In my informal surveys taken at conferences and presentations, sponsors, CROs, and investigative sites largely anticipate that the clinical research industry will emerge healthier once the global economy has recovered.
Specifically, professionals note that financially distressed markets weed out unhealthy players and free up qualified talent, offering a variety of organizations new or expanded expertise.
The current environment forces all players to restructure and manage their operations more leanly through lowering both variable and fixed operating costs. Dependence on outsourcing will continue to grow and may finally, out of necessity, spur more effective collaboration models.
The uncertainties of a volatile recession speak to the need to improve the quality and frequency of communication between sponsors, CROs, and sites in order to manage project suspensions and terminations responsibly and ethically. And sponsors and CROs must be mindful of site cash flow needs in order to preserve and support their most valued investigative sites.

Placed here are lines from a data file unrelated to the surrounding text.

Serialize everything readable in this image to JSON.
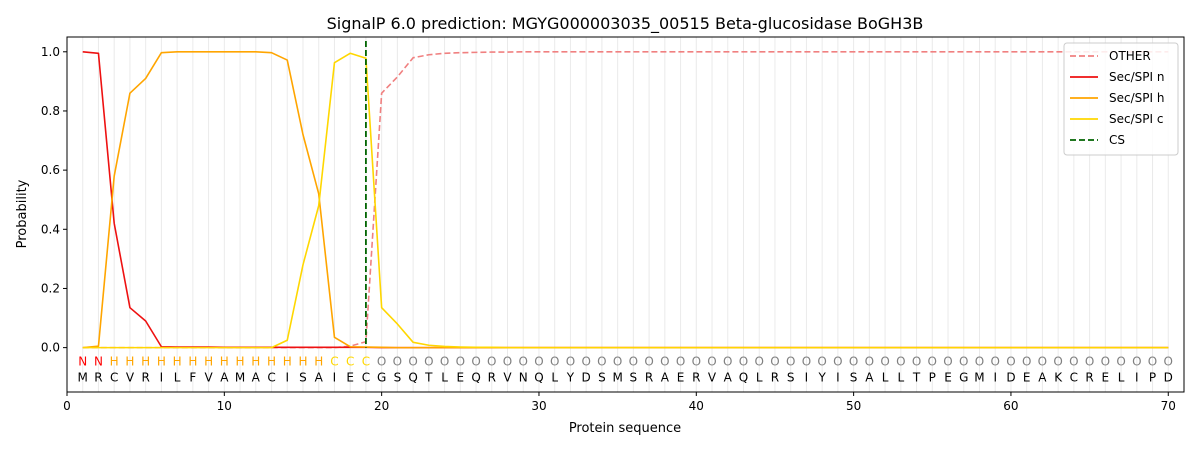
{
  "chart_data": {
    "type": "line",
    "title": "SignalP 6.0 prediction: MGYG000003035_00515 Beta-glucosidase BoGH3B",
    "xlabel": "Protein sequence",
    "ylabel": "Probability",
    "xlim": [
      0,
      71
    ],
    "ylim": [
      -0.15,
      1.05
    ],
    "x_ticks": [
      0,
      10,
      20,
      30,
      40,
      50,
      60,
      70
    ],
    "y_ticks": [
      0.0,
      0.2,
      0.4,
      0.6,
      0.8,
      1.0
    ],
    "x_tick_labels": [
      "0",
      "10",
      "20",
      "30",
      "40",
      "50",
      "60",
      "70"
    ],
    "y_tick_labels": [
      "0.0",
      "0.2",
      "0.4",
      "0.6",
      "0.8",
      "1.0"
    ],
    "grid": "vertical lines at each residue position",
    "legend_position": "top-right",
    "sequence": [
      "M",
      "R",
      "C",
      "V",
      "R",
      "I",
      "L",
      "F",
      "V",
      "A",
      "M",
      "A",
      "C",
      "I",
      "S",
      "A",
      "I",
      "E",
      "C",
      "G",
      "S",
      "Q",
      "T",
      "L",
      "E",
      "Q",
      "R",
      "V",
      "N",
      "Q",
      "L",
      "Y",
      "D",
      "S",
      "M",
      "S",
      "R",
      "A",
      "E",
      "R",
      "V",
      "A",
      "Q",
      "L",
      "R",
      "S",
      "I",
      "Y",
      "I",
      "S",
      "A",
      "L",
      "L",
      "T",
      "P",
      "E",
      "G",
      "M",
      "I",
      "D",
      "E",
      "A",
      "K",
      "C",
      "R",
      "E",
      "L",
      "I",
      "P",
      "D"
    ],
    "labels": [
      "N",
      "N",
      "H",
      "H",
      "H",
      "H",
      "H",
      "H",
      "H",
      "H",
      "H",
      "H",
      "H",
      "H",
      "H",
      "H",
      "C",
      "C",
      "C",
      "O",
      "O",
      "O",
      "O",
      "O",
      "O",
      "O",
      "O",
      "O",
      "O",
      "O",
      "O",
      "O",
      "O",
      "O",
      "O",
      "O",
      "O",
      "O",
      "O",
      "O",
      "O",
      "O",
      "O",
      "O",
      "O",
      "O",
      "O",
      "O",
      "O",
      "O",
      "O",
      "O",
      "O",
      "O",
      "O",
      "O",
      "O",
      "O",
      "O",
      "O",
      "O",
      "O",
      "O",
      "O",
      "O",
      "O",
      "O",
      "O",
      "O",
      "O"
    ],
    "label_colors": {
      "N": "#ff0000",
      "H": "#ffa500",
      "C": "#ffd700",
      "O": "#808080"
    },
    "cleavage_site": 19,
    "series": [
      {
        "name": "OTHER",
        "color": "#f08080",
        "style": "dashed",
        "x": [
          1,
          2,
          3,
          4,
          5,
          6,
          7,
          8,
          9,
          10,
          11,
          12,
          13,
          14,
          15,
          16,
          17,
          18,
          19,
          20,
          21,
          22,
          23,
          24,
          25,
          26,
          27,
          28,
          29,
          30,
          31,
          32,
          33,
          34,
          35,
          36,
          37,
          38,
          39,
          40,
          41,
          42,
          43,
          44,
          45,
          46,
          47,
          48,
          49,
          50,
          51,
          52,
          53,
          54,
          55,
          56,
          57,
          58,
          59,
          60,
          61,
          62,
          63,
          64,
          65,
          66,
          67,
          68,
          69,
          70
        ],
        "values": [
          0,
          0,
          0,
          0,
          0,
          0,
          0,
          0,
          0,
          0,
          0,
          0,
          0,
          0,
          0,
          0,
          0,
          0.005,
          0.02,
          0.86,
          0.915,
          0.98,
          0.99,
          0.995,
          0.997,
          0.998,
          0.999,
          0.999,
          1,
          1,
          1,
          1,
          1,
          1,
          1,
          1,
          1,
          1,
          1,
          1,
          1,
          1,
          1,
          1,
          1,
          1,
          1,
          1,
          1,
          1,
          1,
          1,
          1,
          1,
          1,
          1,
          1,
          1,
          1,
          1,
          1,
          1,
          1,
          1,
          1,
          1,
          1,
          1,
          1,
          1
        ]
      },
      {
        "name": "Sec/SPI n",
        "color": "#ee1111",
        "style": "solid",
        "x": [
          1,
          2,
          3,
          4,
          5,
          6,
          7,
          8,
          9,
          10,
          11,
          12,
          13,
          14,
          15,
          16,
          17,
          18,
          19,
          20,
          21,
          22,
          23,
          24,
          25,
          26,
          27,
          28,
          29,
          30,
          31,
          32,
          33,
          34,
          35,
          36,
          37,
          38,
          39,
          40,
          41,
          42,
          43,
          44,
          45,
          46,
          47,
          48,
          49,
          50,
          51,
          52,
          53,
          54,
          55,
          56,
          57,
          58,
          59,
          60,
          61,
          62,
          63,
          64,
          65,
          66,
          67,
          68,
          69,
          70
        ],
        "values": [
          1.0,
          0.995,
          0.42,
          0.135,
          0.09,
          0.003,
          0.002,
          0.002,
          0.002,
          0.001,
          0.001,
          0.001,
          0.001,
          0.001,
          0.001,
          0.001,
          0.001,
          0.001,
          0.001,
          0,
          0,
          0,
          0,
          0,
          0,
          0,
          0,
          0,
          0,
          0,
          0,
          0,
          0,
          0,
          0,
          0,
          0,
          0,
          0,
          0,
          0,
          0,
          0,
          0,
          0,
          0,
          0,
          0,
          0,
          0,
          0,
          0,
          0,
          0,
          0,
          0,
          0,
          0,
          0,
          0,
          0,
          0,
          0,
          0,
          0,
          0,
          0,
          0,
          0,
          0
        ]
      },
      {
        "name": "Sec/SPI h",
        "color": "#ffa500",
        "style": "solid",
        "x": [
          1,
          2,
          3,
          4,
          5,
          6,
          7,
          8,
          9,
          10,
          11,
          12,
          13,
          14,
          15,
          16,
          17,
          18,
          19,
          20,
          21,
          22,
          23,
          24,
          25,
          26,
          27,
          28,
          29,
          30,
          31,
          32,
          33,
          34,
          35,
          36,
          37,
          38,
          39,
          40,
          41,
          42,
          43,
          44,
          45,
          46,
          47,
          48,
          49,
          50,
          51,
          52,
          53,
          54,
          55,
          56,
          57,
          58,
          59,
          60,
          61,
          62,
          63,
          64,
          65,
          66,
          67,
          68,
          69,
          70
        ],
        "values": [
          0,
          0.005,
          0.58,
          0.86,
          0.91,
          0.997,
          1.0,
          1.0,
          1.0,
          1.0,
          1.0,
          1.0,
          0.997,
          0.972,
          0.72,
          0.52,
          0.035,
          0.003,
          0.002,
          0.001,
          0,
          0,
          0,
          0,
          0,
          0,
          0,
          0,
          0,
          0,
          0,
          0,
          0,
          0,
          0,
          0,
          0,
          0,
          0,
          0,
          0,
          0,
          0,
          0,
          0,
          0,
          0,
          0,
          0,
          0,
          0,
          0,
          0,
          0,
          0,
          0,
          0,
          0,
          0,
          0,
          0,
          0,
          0,
          0,
          0,
          0,
          0,
          0,
          0,
          0
        ]
      },
      {
        "name": "Sec/SPI c",
        "color": "#ffd700",
        "style": "solid",
        "x": [
          1,
          2,
          3,
          4,
          5,
          6,
          7,
          8,
          9,
          10,
          11,
          12,
          13,
          14,
          15,
          16,
          17,
          18,
          19,
          20,
          21,
          22,
          23,
          24,
          25,
          26,
          27,
          28,
          29,
          30,
          31,
          32,
          33,
          34,
          35,
          36,
          37,
          38,
          39,
          40,
          41,
          42,
          43,
          44,
          45,
          46,
          47,
          48,
          49,
          50,
          51,
          52,
          53,
          54,
          55,
          56,
          57,
          58,
          59,
          60,
          61,
          62,
          63,
          64,
          65,
          66,
          67,
          68,
          69,
          70
        ],
        "values": [
          0,
          0,
          0,
          0,
          0,
          0,
          0,
          0,
          0,
          0,
          0,
          0,
          0,
          0.025,
          0.28,
          0.48,
          0.963,
          0.995,
          0.978,
          0.135,
          0.08,
          0.018,
          0.008,
          0.004,
          0.002,
          0.001,
          0.001,
          0,
          0,
          0,
          0,
          0,
          0,
          0,
          0,
          0,
          0,
          0,
          0,
          0,
          0,
          0,
          0,
          0,
          0,
          0,
          0,
          0,
          0,
          0,
          0,
          0,
          0,
          0,
          0,
          0,
          0,
          0,
          0,
          0,
          0,
          0,
          0,
          0,
          0,
          0,
          0,
          0,
          0,
          0
        ]
      }
    ],
    "legend": [
      {
        "name": "OTHER",
        "color": "#f08080",
        "style": "dashed"
      },
      {
        "name": "Sec/SPI n",
        "color": "#ee1111",
        "style": "solid"
      },
      {
        "name": "Sec/SPI h",
        "color": "#ffa500",
        "style": "solid"
      },
      {
        "name": "Sec/SPI c",
        "color": "#ffd700",
        "style": "solid"
      },
      {
        "name": "CS",
        "color": "#006400",
        "style": "dashed"
      }
    ]
  }
}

As I've noted in earlier columns, most sites are operating with very tight margins and poor cash flow—it takes the typical site more than 130 days on average to get paid for work performed.
Most professionals leave me with the impression that no small measure of hope and optimism will be required to ride out this storm.
"Although the current recession may be different," observed one colleague recently, "the name of the game is still about hunkering down, focusing on performance, and making infrastructure and process improvements."